[Alug] Hard Drive performance

James - listmail jtl2nospam at myrealbox.com
Wed Sep 18 10:58:01 BST 2002


Message: 2
Date: Tue, 17 Sep 2002 08:51:36 +0100
To: Ian Bell <ruffrecords at uklinux.net>
Cc: main at lists.alug.org.uk
Subject: Re: [Alug] Hard Drive performance
From: Adam Bower <abower at thebowery.co.uk>

On Mon, Sep 16, 2002 at 10:44:33PM +0100, Ian Bell wrote:
> I mentioned in an earlier post my move from a P!! igig PC to a new dell 
> laptop with a P4 1.6 gig and how with rh7.3 it seemed slower than the old 
> system.  I have now investigated this a little further.

< Snippage - Topic is DMA settings To use, or not to use hdparm... >

>Oh and finally hdparm can destroy data on your harddisk if you go for too many
>settings and the disk/computer doesn't like them....

Too right! ( For details, and a little PC history read on... )

Message: 3
Subject: Re: [Alug] Hard Drive performance
From: Douglas Willis <ddw at bas.ac.uk>
To: Alug Mailing List <main at lists.alug.org.uk>
Date: 17 Sep 2002 09:24:48 +0100

>On some of the earlier laptops turning on DMA caused the cdrom drives to
>lockup requiring a hare reset of the machine.  I this was due to
>slightly non standard IDE bus architecture.

>I run an IBM A21M which has a PIII ant about 800MHz and now have no
>problems with disk access once I turned on the DMA settings.  

>The RedHat install by default disabled the DMA .

This is considered ( quite rightly ) to be the safest default option that
will operate properly across all PC architecture hardware.

The old timers may remember the war that IBM fought to keep their PC hardware
and firmware (BIOS) proprietary - forcing competitors making clone machines
to do "clean room" BIOs coding and design their own hardware, too. Gaining
a cost and time to market advantage for IBM for quite a while. It guaranteed
a lot of flaky hardware designs, too. ( Remember the Amstrad 286 HD fiasco? )

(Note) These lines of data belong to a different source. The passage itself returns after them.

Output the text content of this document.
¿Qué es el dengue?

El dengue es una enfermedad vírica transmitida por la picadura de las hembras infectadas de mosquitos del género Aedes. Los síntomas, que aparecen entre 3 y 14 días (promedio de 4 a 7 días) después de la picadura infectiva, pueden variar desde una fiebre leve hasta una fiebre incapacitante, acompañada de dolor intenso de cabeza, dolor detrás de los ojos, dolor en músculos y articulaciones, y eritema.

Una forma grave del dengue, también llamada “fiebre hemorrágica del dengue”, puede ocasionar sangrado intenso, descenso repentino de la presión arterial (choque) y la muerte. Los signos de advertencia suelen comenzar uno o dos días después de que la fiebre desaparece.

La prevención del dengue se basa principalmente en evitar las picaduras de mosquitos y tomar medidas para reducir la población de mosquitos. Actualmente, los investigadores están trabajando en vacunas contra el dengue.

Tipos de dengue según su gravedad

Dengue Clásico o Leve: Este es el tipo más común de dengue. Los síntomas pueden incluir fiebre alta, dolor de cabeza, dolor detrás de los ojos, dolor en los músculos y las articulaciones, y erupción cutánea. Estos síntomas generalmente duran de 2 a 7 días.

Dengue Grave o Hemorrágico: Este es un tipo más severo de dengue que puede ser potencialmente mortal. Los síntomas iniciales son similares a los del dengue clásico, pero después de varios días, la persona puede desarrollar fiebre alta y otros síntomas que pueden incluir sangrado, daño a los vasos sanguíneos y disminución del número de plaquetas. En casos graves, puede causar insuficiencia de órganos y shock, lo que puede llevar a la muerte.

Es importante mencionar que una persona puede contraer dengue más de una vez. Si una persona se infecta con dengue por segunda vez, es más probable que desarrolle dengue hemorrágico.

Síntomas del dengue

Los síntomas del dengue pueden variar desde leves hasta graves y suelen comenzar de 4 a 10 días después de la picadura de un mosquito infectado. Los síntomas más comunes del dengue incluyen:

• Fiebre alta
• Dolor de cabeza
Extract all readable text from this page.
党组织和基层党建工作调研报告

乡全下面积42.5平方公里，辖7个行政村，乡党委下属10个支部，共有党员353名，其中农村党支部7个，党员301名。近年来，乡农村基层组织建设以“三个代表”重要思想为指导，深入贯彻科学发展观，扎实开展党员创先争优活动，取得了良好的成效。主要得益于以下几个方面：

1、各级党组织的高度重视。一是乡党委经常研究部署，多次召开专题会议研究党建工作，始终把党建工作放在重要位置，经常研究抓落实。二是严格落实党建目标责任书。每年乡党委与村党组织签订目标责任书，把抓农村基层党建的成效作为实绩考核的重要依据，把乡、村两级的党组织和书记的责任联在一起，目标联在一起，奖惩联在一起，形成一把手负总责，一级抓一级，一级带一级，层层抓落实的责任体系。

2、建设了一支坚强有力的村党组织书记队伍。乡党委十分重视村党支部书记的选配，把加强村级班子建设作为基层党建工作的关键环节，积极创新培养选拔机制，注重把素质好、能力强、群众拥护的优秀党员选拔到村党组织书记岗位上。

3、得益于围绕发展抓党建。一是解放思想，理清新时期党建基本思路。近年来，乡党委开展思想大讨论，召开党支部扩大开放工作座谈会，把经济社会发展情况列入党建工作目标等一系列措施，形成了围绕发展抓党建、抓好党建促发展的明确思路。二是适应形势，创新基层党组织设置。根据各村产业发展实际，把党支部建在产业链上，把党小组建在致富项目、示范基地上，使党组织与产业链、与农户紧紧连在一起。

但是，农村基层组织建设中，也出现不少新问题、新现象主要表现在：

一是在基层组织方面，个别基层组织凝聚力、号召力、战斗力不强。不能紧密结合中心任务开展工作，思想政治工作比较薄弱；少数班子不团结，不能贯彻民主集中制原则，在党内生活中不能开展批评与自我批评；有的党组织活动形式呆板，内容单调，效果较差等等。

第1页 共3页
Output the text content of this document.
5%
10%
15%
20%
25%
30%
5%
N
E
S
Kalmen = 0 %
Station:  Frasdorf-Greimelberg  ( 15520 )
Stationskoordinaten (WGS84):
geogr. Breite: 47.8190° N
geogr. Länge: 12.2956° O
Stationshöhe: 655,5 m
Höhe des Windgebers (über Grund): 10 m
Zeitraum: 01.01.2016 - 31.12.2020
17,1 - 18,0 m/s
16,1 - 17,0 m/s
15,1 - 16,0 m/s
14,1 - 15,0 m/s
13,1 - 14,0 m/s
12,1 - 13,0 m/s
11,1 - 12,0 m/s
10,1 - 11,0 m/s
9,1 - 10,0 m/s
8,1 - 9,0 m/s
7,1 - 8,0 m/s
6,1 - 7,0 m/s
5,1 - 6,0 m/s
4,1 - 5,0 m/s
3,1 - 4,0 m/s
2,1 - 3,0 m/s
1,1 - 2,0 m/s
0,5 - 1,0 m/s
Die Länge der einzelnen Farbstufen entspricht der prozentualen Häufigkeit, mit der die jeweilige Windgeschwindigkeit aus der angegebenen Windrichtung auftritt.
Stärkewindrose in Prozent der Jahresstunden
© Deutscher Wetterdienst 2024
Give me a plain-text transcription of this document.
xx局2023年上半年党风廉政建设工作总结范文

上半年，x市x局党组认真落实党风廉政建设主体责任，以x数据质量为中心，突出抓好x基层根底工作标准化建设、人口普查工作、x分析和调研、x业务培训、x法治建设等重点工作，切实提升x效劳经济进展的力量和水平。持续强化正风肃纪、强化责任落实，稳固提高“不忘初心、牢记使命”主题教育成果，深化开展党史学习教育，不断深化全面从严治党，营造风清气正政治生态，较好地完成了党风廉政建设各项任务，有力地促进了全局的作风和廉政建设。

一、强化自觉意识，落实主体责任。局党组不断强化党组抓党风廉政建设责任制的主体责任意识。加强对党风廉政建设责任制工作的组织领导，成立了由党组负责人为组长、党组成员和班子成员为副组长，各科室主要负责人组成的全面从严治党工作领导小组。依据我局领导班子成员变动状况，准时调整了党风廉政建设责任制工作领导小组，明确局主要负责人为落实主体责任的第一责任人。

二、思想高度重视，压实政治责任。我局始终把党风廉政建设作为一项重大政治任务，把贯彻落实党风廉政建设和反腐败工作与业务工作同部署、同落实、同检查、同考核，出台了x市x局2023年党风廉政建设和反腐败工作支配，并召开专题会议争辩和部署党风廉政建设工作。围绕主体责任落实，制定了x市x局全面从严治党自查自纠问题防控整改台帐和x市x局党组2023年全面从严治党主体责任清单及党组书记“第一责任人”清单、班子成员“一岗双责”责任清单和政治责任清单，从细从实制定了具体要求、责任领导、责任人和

Compaq were established in this era; and never quit designing their own
hardware. Even today, when it is no longer necessary, or desirable, to deviate
too far from accepted "industry standards". They were beginning to get wise
to the fact that it is no longer desirable! Two decades later... Only to
be swallowed by HP. Go figure.

It is cheaper to use "industry standard" chipsets from a third party than
to re-invent complex hardware, in the design process. Some big corporations
just failed to adapt, and tried to lock in customers to their particular
hardware, when the game had moved on to proprietary lock-ins via software:
EULAs and proprietary protocols "embracing and extending" open standards.

I can pretty much guarantee data loss ( or total operating system loss ) on
*any* Compaq where you attempt to force an OS to use DMA when it is not selected
by the default install. Quite a few laptop clones are like the Compaq ( I had
a Twinheed one just a few weeks ago ). Desktop PCs can also be found with
iffy DMA hardware design. Beware the data corruption bug when shifting large
quantities of data between IDE ports on some chipsets, too. ( One range of
SiS chipsets suffered from this AFAIR ) Although IDE is a blocking type
device, the DMA behaviour can also vary from a single device per IDE port
to multiple devices daisy-chained on one IDE port. Had I decided to use a
cheaper IDE CD Burner on my SiS chipset Desktop ( 2001 Motherboard design )
I'd have walked right into the data corruption problem! ( I prefer to have at
least two separate hardware disk channels, one of them SCSI, for best VM
performance, anyway. ).

TESTING:
If you multiboot with Windows 9x ( perhaps to use Office 97 from Wine ) it
is easy to test. Make sure that the Windows boot comes to a real DOS prompt,
so you have to start Windows with WIN at the prompt ( edit MSDOS.SYS ). Make
COPIES of the registry SYSTEM.D* and USER.D* files! Then - in windows, play
with the DMA enables for the IDE Harddrive and CDROM. When windows fails to
load you have an answer... ( Restore the registry files, and it should be
OK ). I haven't known this to corrupt data on the drive, but I'm not making
any promises. The worst that usually happens is that it fails to load the
"DOS extender" <*grin*>

Try this with Linux, and you will probably trash the filesystem. A disposable
Windows test multiboot can be a less shattering test option to determine if
your machine has well behaved DMA hardware! But there are no guarantees if
you start tweaking hardware related stuff. ( Overclocking is another example ).
Eventually, you will reach a point where the probability of a timing error
will corrupt data, as timing margins are reduced.

Consider that slower disk performance means a higher safety margin against
data corruption. The size of IDE hard drives now is such that there is a
reasonable statistical likelihood of hitting random data corruption, anyway.